Poland is facing local elections this spring, followed by the EU elections in June and presidential elections in 2025.

Alemanno at HEC Paris Business School says while the new Polish coalition government will not obstruct EU-led climate policy, neither will it be the EU’s most proactive supporter.

ECFR’s Kardaś says at this stage it is difficult to assess the country’s stance on the EU 2040 climate target. However, on January 15, Polish deputy minister for climate and the environment Urszula Zielińska suggested to reporters in Brussels that Poland could support a 90 per cent reduction of carbon emissions by 2040 if guarantees were given on the social aspects of the transition.

EU climate commissioner Wopke Hoekstra has said he supports an emissions reduction of “at least” 90 per cent by 2040, compared with 1990, as advised by the European Scientific Advisory Board on Climate Change in June 2023. 

As of yet, Poland’s EU priorities are not clear, adds E3G’s Dufour, but she sees Warsaw as a more constructive voice on climate action than Hungary when it takes over the EU council presidency in January 2025.

Dufour believes Poland could be a useful negotiator on industrial climate policy, including in discussions involving the greening of EU grids and the adoption of heat pumps, as the government under Tusk is eager to progress its energy transition.

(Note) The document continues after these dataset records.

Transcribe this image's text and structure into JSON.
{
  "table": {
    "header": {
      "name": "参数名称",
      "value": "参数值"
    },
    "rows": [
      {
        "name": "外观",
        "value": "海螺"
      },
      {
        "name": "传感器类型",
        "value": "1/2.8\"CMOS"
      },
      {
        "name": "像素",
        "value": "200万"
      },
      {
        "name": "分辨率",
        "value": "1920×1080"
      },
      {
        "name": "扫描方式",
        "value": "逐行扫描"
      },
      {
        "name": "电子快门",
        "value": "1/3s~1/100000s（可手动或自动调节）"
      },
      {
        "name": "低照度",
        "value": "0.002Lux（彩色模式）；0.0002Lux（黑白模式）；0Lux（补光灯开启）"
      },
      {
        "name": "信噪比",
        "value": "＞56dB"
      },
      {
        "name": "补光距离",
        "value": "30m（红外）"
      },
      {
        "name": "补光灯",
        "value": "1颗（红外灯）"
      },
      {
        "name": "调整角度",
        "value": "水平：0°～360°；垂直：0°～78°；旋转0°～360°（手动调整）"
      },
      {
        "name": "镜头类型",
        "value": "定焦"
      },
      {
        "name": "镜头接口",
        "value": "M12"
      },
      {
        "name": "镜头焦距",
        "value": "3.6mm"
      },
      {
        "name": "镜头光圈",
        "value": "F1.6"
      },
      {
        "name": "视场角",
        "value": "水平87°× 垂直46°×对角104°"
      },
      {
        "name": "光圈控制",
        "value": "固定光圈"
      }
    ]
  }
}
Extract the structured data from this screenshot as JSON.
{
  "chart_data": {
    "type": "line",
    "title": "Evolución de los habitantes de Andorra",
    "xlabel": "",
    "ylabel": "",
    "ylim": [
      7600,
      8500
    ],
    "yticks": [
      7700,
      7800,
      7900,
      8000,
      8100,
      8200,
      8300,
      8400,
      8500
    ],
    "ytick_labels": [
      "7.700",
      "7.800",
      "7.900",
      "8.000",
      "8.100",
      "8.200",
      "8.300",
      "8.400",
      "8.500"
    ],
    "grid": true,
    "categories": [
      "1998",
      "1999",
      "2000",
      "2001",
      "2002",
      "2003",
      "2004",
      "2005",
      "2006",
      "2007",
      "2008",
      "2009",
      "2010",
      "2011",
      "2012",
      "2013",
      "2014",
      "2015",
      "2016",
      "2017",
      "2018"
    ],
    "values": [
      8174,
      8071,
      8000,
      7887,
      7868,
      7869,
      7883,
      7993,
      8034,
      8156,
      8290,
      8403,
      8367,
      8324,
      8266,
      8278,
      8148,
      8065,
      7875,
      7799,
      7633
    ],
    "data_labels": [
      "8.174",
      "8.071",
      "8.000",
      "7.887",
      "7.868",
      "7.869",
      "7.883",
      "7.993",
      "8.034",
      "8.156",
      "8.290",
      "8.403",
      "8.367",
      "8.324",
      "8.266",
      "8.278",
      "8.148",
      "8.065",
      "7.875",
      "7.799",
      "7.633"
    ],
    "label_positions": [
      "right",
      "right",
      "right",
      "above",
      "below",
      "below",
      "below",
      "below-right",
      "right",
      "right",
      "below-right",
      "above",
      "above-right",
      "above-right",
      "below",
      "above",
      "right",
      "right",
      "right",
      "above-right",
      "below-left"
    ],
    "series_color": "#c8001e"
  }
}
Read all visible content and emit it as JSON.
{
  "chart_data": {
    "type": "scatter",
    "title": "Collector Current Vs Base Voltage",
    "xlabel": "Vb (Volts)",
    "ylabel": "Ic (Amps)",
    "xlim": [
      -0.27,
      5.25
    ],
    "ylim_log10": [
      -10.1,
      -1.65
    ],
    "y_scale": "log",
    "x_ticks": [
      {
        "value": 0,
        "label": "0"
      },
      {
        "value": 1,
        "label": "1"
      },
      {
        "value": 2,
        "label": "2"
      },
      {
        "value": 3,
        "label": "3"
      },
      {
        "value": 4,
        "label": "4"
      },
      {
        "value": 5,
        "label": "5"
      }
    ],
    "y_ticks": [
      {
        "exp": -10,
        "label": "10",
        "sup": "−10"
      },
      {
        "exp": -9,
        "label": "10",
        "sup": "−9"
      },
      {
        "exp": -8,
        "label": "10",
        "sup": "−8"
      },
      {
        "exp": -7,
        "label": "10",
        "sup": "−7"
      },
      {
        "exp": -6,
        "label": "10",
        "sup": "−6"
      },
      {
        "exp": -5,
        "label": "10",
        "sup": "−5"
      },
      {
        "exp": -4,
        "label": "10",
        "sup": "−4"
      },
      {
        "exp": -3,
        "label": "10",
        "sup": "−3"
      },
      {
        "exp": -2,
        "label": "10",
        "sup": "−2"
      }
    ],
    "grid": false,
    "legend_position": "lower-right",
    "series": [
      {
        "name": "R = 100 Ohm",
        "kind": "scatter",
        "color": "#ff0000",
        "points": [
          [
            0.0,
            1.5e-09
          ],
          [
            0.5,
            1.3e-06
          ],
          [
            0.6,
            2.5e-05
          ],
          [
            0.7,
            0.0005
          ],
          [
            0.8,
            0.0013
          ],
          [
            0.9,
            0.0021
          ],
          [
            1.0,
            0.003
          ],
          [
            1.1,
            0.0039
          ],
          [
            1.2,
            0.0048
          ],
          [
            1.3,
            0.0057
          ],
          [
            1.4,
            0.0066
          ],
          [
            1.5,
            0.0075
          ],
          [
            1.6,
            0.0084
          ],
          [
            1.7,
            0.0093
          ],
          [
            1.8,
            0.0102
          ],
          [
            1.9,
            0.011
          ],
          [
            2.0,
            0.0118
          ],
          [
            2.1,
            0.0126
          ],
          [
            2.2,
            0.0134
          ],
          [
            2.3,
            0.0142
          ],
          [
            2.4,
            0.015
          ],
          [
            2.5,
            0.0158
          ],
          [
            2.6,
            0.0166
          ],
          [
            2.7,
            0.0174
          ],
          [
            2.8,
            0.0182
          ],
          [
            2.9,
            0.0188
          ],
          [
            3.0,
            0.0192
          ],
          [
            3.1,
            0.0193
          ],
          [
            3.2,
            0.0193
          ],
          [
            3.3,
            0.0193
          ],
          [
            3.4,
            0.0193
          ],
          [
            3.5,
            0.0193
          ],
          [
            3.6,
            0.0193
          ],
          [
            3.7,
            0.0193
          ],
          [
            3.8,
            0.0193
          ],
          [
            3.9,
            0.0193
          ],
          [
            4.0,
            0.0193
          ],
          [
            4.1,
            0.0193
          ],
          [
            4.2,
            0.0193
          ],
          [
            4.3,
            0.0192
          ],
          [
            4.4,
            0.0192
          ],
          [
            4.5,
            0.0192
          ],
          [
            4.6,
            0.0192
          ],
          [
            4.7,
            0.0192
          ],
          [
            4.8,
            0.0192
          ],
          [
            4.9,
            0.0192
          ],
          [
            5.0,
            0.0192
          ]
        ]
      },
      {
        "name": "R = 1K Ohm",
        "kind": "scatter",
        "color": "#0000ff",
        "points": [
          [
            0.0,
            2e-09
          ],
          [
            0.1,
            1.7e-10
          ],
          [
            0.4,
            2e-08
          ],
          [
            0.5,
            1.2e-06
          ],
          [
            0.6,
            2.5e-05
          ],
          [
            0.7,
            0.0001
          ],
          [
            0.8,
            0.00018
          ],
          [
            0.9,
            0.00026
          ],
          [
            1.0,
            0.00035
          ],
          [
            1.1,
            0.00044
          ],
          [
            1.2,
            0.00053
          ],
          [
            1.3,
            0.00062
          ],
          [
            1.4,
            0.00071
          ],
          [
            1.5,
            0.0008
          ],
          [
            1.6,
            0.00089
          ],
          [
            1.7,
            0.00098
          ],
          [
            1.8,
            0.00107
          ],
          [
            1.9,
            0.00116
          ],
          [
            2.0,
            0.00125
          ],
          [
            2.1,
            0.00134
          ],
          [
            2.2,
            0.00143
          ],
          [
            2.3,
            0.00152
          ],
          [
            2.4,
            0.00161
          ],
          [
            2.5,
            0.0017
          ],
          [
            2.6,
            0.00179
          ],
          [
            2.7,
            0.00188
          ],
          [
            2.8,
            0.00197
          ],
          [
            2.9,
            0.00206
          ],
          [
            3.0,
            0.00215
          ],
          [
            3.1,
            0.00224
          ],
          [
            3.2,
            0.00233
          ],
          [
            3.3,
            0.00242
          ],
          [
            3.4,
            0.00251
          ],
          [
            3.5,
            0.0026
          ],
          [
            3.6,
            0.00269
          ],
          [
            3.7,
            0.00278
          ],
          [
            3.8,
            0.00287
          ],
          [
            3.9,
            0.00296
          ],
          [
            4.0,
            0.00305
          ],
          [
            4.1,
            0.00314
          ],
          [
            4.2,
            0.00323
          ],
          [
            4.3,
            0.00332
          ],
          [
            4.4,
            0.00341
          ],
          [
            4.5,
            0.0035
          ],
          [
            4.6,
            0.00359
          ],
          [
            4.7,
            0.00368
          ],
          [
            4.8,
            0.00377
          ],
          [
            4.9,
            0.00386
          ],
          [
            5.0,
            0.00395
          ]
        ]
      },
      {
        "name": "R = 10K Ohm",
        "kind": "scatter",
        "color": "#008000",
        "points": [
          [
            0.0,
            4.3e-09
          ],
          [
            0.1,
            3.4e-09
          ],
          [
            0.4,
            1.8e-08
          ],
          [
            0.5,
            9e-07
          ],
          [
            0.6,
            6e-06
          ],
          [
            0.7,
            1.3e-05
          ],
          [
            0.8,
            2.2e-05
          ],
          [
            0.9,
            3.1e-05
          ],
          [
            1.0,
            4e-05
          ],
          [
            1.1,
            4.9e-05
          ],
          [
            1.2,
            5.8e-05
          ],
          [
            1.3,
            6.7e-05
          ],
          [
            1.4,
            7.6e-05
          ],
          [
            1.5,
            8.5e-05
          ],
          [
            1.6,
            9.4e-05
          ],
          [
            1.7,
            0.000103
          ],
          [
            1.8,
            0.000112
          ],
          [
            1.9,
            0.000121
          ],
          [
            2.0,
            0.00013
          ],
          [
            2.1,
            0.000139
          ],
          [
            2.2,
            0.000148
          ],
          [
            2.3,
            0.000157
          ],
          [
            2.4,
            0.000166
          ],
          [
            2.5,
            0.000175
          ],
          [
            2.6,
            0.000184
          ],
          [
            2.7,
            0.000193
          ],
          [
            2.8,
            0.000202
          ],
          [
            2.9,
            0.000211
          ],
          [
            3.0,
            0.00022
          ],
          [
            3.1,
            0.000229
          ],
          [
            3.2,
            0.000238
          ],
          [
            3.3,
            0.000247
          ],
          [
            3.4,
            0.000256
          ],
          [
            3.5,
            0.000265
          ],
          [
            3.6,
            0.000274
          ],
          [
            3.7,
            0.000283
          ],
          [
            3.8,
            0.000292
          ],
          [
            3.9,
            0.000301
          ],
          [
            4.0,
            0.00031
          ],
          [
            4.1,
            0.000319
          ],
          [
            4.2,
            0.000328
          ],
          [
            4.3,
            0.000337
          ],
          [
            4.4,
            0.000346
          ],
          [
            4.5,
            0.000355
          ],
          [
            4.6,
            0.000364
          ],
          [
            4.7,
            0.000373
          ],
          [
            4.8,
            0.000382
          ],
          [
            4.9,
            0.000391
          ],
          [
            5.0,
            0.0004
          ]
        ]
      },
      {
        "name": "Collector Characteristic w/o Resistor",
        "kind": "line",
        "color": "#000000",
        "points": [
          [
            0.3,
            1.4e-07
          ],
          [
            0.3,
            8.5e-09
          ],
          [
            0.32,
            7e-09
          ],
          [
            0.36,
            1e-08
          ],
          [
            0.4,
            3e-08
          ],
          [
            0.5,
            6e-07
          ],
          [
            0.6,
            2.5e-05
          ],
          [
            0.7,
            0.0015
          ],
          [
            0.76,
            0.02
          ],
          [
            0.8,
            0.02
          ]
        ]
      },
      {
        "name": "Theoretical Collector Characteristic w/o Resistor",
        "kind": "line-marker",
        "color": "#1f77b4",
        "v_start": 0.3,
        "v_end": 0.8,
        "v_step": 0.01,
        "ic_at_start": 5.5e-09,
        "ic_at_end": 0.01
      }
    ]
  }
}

Nonetheless, Poland’s energy market is still heavily dependent on coal, and in 2023 the country’s previous government filed a set of lawsuits against EU climate regulations in the Court of Justice of the European Union.

Poland could potentially negotiate the dropping of these lawsuits for other gains, such as concessions regarding its clash with the EU on Ukraine grain imports, suggests IEEP’s Oger. Poland and Ukraine have been in disagreement regarding the import of Ukrainian grain through Poland since the Black Sea has been out of bounds, with Warsaw arguing the trade damages Polish farmers.

Outstanding regulations

The majority of EU legislation related to the Green Deal was secured at the end of 2023, but a few dossiers remain outstanding. Aside from the 2040 climate target, agreement on the Net Zero Industry Act is still needed, which the current Belgian presidency will aim to finalise, says E3G’s Dufour.

IEEP’s Oger says that after February, little to no major climate decisions are expected, as politicians focus on the elections. He points at the planned regulation on pesticide reduction (known as SUR), a ban on products made using forced labour, and the confirmation of the EU’s heavily contested nature restoration law among the remaining legislative topics to be finalised by the current administration.

The future of the EU Green Deal will heavily depend on the outcomes of the elections, although experts agree that the focus should shift from legislation to implementation, which will have its own difficulties.

Łoskot-Strachota at Bruegel highlights the return of the nuclear question led by France, which has made clear its intention to prioritise nuclear as a low-carbon energy source. “Half of EU member states,” including Poland and Hungary, “have an interest in facilitating investment in and financing new nuclear power plants,” she says.

A legislative pathway to decarbonise the agriculture sector is also still missing in the EU’s framework, say both Dufour and Oger. The EU’s announced Farm to Fork strategy, which would include a legislative framework on sustainable food systems, saw little progress during the current commission’s mandate.

Overall, both Dufour and Oger remain optimistic about the EU’s progress towards net zero. Even if the centre of gravity of the European parliament’s majority were to shift to the right, they suggest that environmental policymaking could still expand, albeit under a different name.

A more conservative parliament could focus more on security and competition issues in industrial strategies, where wins on climate can still be scored, according to Dufour, who concludes that “a lot can be done under different scenarios”.